Também conhecido como "imposto do pecado", o IS foi criado pela reforma tributária, mas, para entrar em vigor em 2027, conforme estabelecido pela própria reforma, precisa ter suas alíquotas regulamentadas. O governo ainda não enviou esse novo texto aos parlamentares. A votação das alíquotas precisa ocorrer ainda neste ano, nas duas Casas Legislativas, para que o IS entre em vigor no próximo ano. Além das bebidas alcoólicas e açucaradas, o IS incidirá sobre cigarros, veículos poluentes e apostas.
O Manifesto da Cachaça faz um apelo ao Poder Executivo e ao Congresso Nacional para que o desenho do Imposto Seletivo preserve a simplicidade, a segurança jurídica e a coerência com sua finalidade regulatória e de saúde pública.
O setor defende a proposta originalmente concebida pelo Poder Executivo, que seguia a lógica de combinar uma parte fixa do imposto, calculada com base na quantidade de álcool puro (parcela específica) presente na bebida, com uma parte proporcional ao valor do produto (ad valorem).
Segundo o Instituto Brasileiro da Cachaça (IBRAC), as mudanças aprovadas pelo Congresso Nacional trouxeram a possibilidade de as alíquotas do Imposto Seletivo serem diferenciadas por categoria de produto e progressivas em função do teor alcoólico.
Para o Instituto, isso cria uma distorção, porque o mesmo fator - o álcool presente na bebida - pode acabar sendo tributado duas vezes, por critérios diferentes.
"O Imposto Seletivo precisa seguir critérios técnicos, transparentes e coerentes com sua finalidade regulatória. A tributação baseada no volume de álcool puro já contempla a proporcionalidade necessária entre as bebidas alcoólicas. Na verdade, uma cobrança ad valorem diferenciada por categoria de bebidas acaba distorcendo o que é um princípio de tributação ad valorem. Além disso, penaliza algumas categorias e beneficia outras", afirma o presidente do IBRAC, Carlos Lima.
Segundo o Manifesto da Cachaça, a criação de múltiplas alíquotas por categoria de bebida e faixa alcoólica pode aumentar a complexidade do modelo, ampliar disputas judiciais, gerar insegurança jurídica e dificultar a fiscalização. "O Brasil precisa de um modelo simples, transparente e tecnicamente fundamentado, capaz de garantir eficiência arrecadatória, previsibilidade regulatória e neutralidade concorrencial", diz o documento.

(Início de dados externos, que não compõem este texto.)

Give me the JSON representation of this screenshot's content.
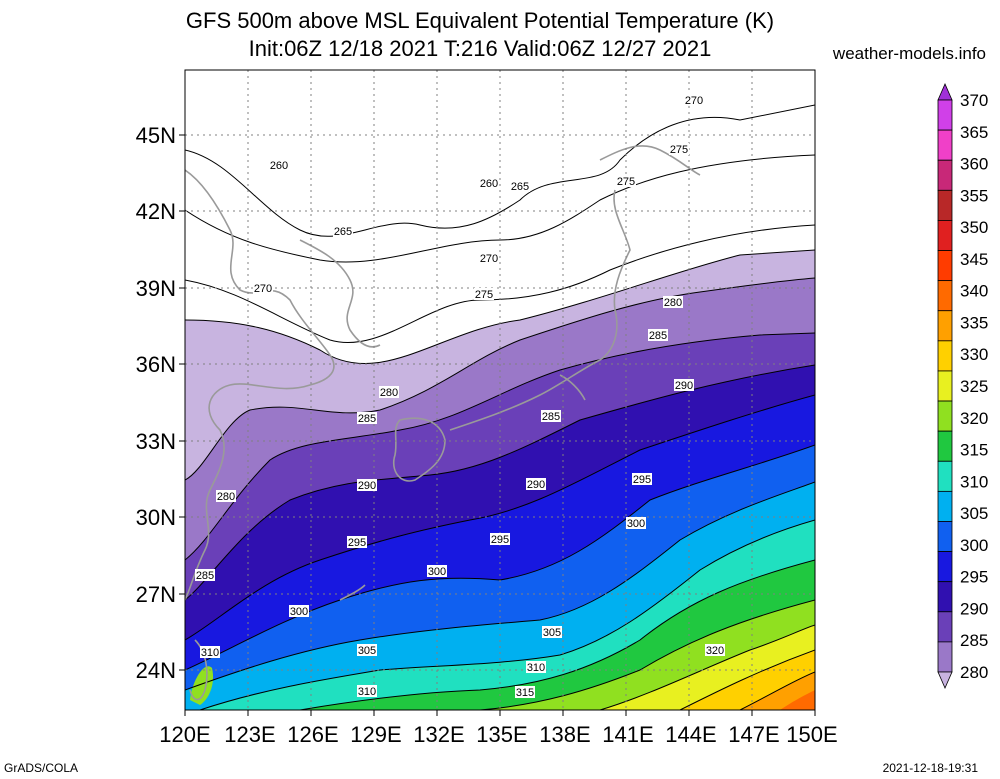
{
  "title_line1": "GFS 500m above MSL Equivalent Potential Temperature (K)",
  "title_line2": "Init:06Z 12/18 2021 T:216 Valid:06Z 12/27 2021",
  "site": "weather-models.info",
  "footer_left": "GrADS/COLA",
  "footer_right": "2021-12-18-19:31",
  "lat_labels": [
    "45N",
    "42N",
    "39N",
    "36N",
    "33N",
    "30N",
    "27N",
    "24N"
  ],
  "lon_labels": [
    "120E",
    "123E",
    "126E",
    "129E",
    "132E",
    "135E",
    "138E",
    "141E",
    "144E",
    "147E",
    "150E"
  ],
  "colorbar": {
    "labels": [
      "370",
      "365",
      "360",
      "355",
      "350",
      "345",
      "340",
      "335",
      "330",
      "325",
      "320",
      "315",
      "310",
      "305",
      "300",
      "295",
      "290",
      "285",
      "280"
    ],
    "colors": [
      "#a030d8",
      "#d040e8",
      "#f040c8",
      "#c82878",
      "#b82828",
      "#e02020",
      "#ff3c00",
      "#ff6a00",
      "#ffa000",
      "#ffd000",
      "#e8f020",
      "#90e020",
      "#20c840",
      "#20e0c0",
      "#00b0f0",
      "#1060f0",
      "#1818e0",
      "#3010b0",
      "#6a40b8",
      "#9a78c8",
      "#c8b4e0"
    ]
  },
  "contour_labels": [
    {
      "text": "270"
    },
    {
      "text": "275"
    },
    {
      "text": "275"
    },
    {
      "text": "260"
    },
    {
      "text": "260"
    },
    {
      "text": "265"
    },
    {
      "text": "265"
    },
    {
      "text": "270"
    },
    {
      "text": "275"
    },
    {
      "text": "270"
    },
    {
      "text": "280"
    },
    {
      "text": "285"
    },
    {
      "text": "290"
    },
    {
      "text": "280"
    },
    {
      "text": "285"
    },
    {
      "text": "285"
    },
    {
      "text": "290"
    },
    {
      "text": "290"
    },
    {
      "text": "295"
    },
    {
      "text": "280"
    },
    {
      "text": "300"
    },
    {
      "text": "295"
    },
    {
      "text": "295"
    },
    {
      "text": "300"
    },
    {
      "text": "285"
    },
    {
      "text": "300"
    },
    {
      "text": "305"
    },
    {
      "text": "305"
    },
    {
      "text": "310"
    },
    {
      "text": "320"
    },
    {
      "text": "310"
    },
    {
      "text": "310"
    },
    {
      "text": "315"
    }
  ]
}
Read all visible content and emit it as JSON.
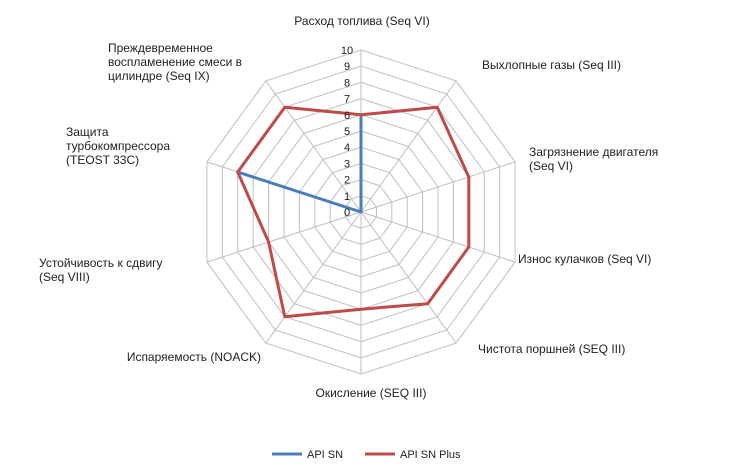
{
  "chart_data": {
    "type": "radar",
    "axes": [
      {
        "label_lines": [
          "Расход топлива (Seq VI)"
        ]
      },
      {
        "label_lines": [
          "Выхлопные газы (Seq III)"
        ]
      },
      {
        "label_lines": [
          "Загрязнение двигателя",
          "(Seq VI)"
        ]
      },
      {
        "label_lines": [
          "Износ кулачков (Seq VI)"
        ]
      },
      {
        "label_lines": [
          "Чистота поршней (SEQ III)"
        ]
      },
      {
        "label_lines": [
          "Окисление (SEQ III)"
        ]
      },
      {
        "label_lines": [
          "Испаряемость (NOACK)"
        ]
      },
      {
        "label_lines": [
          "Устойчивость к сдвигу",
          "(Seq VIII)"
        ]
      },
      {
        "label_lines": [
          "Защита",
          "турбокомпрессора",
          "(TEOST 33C)"
        ]
      },
      {
        "label_lines": [
          "Преждевременное",
          "воспламенение смеси в",
          "цилиндре (Seq IX)"
        ]
      }
    ],
    "ticks": [
      "0",
      "1",
      "2",
      "3",
      "4",
      "5",
      "6",
      "7",
      "8",
      "9",
      "10"
    ],
    "rmax": 10,
    "series": [
      {
        "name": "API SN",
        "color": "#4a7ebb",
        "values": [
          6,
          0,
          0,
          0,
          0,
          0,
          0,
          0,
          8,
          0
        ]
      },
      {
        "name": "API SN Plus",
        "color": "#be4b48",
        "values": [
          6,
          8,
          7,
          7,
          7,
          6,
          8,
          6,
          8,
          8
        ]
      }
    ],
    "legend_position": "bottom"
  }
}
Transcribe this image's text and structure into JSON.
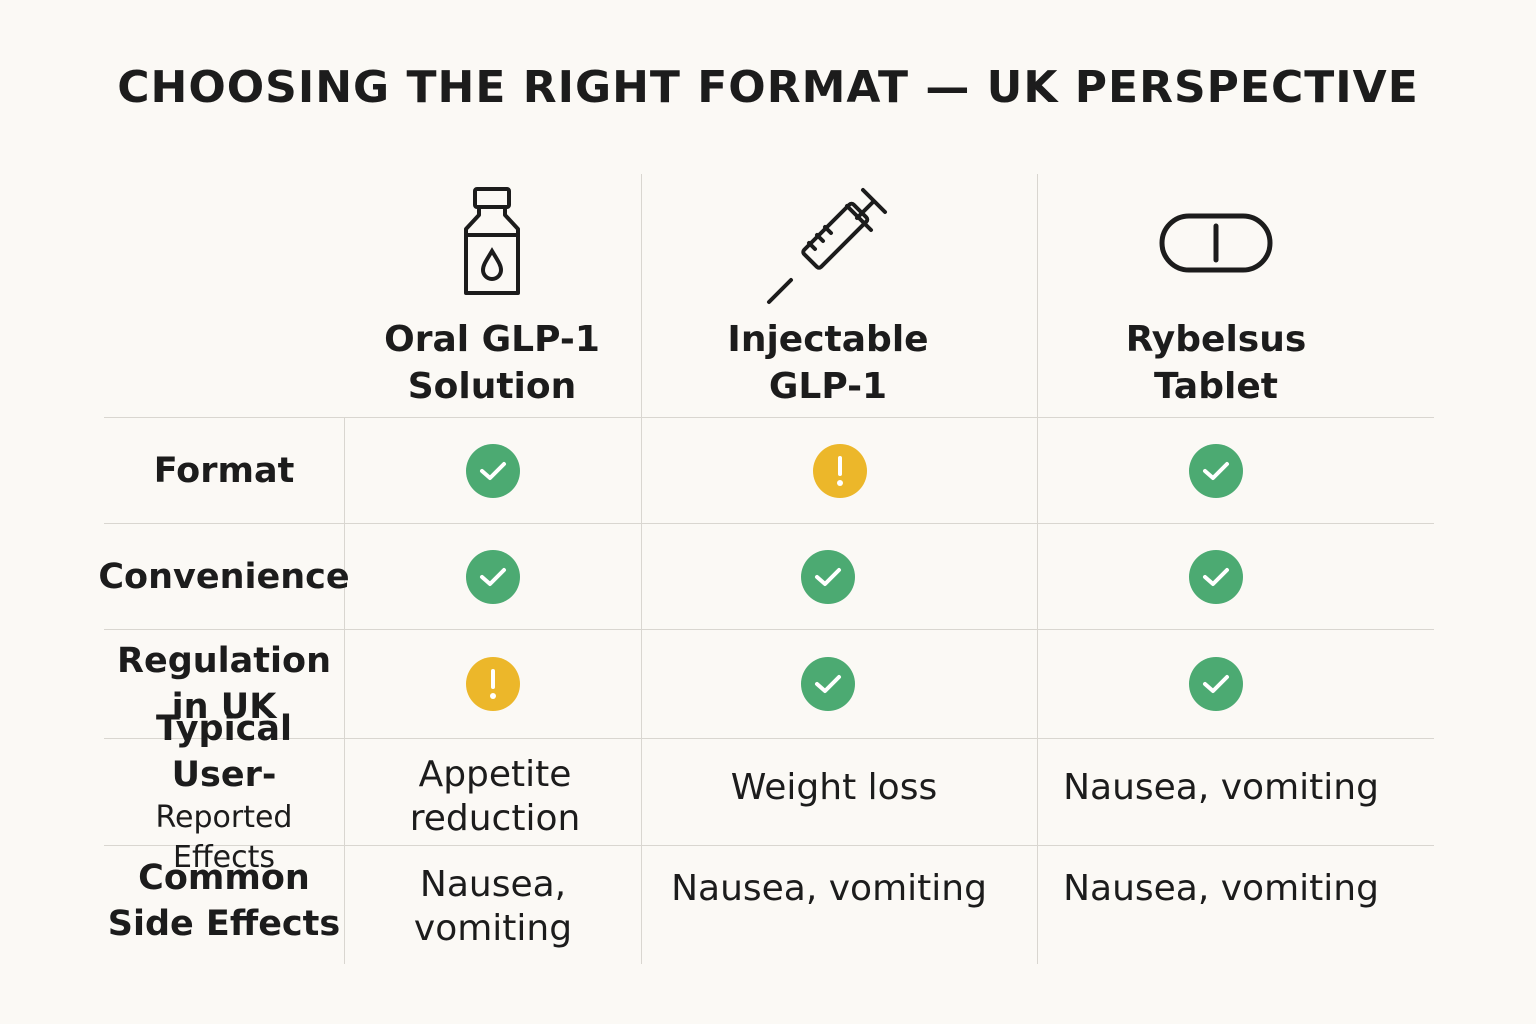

O IBRAC também afirma estar preocupado com potenciais impactos sobre pequenos produtores, especialmente diante de tratamentos tributários distintos entre categorias de bebidas alcoólicas. Segundo a entidade, um pequeno produtor de cachaça com faturamento anual de, por exemplo, R$ 360 mil pode estar sujeito a uma tributação maior do que um produtor de cerveja com o mesmo faturamento.
"Se o objetivo do Imposto Seletivo é reduzir o consumo nocivo de álcool, a regulamentação precisa seguir critérios técnicos e equilibrados entre as diferentes bebidas", adverte Carlos Lima.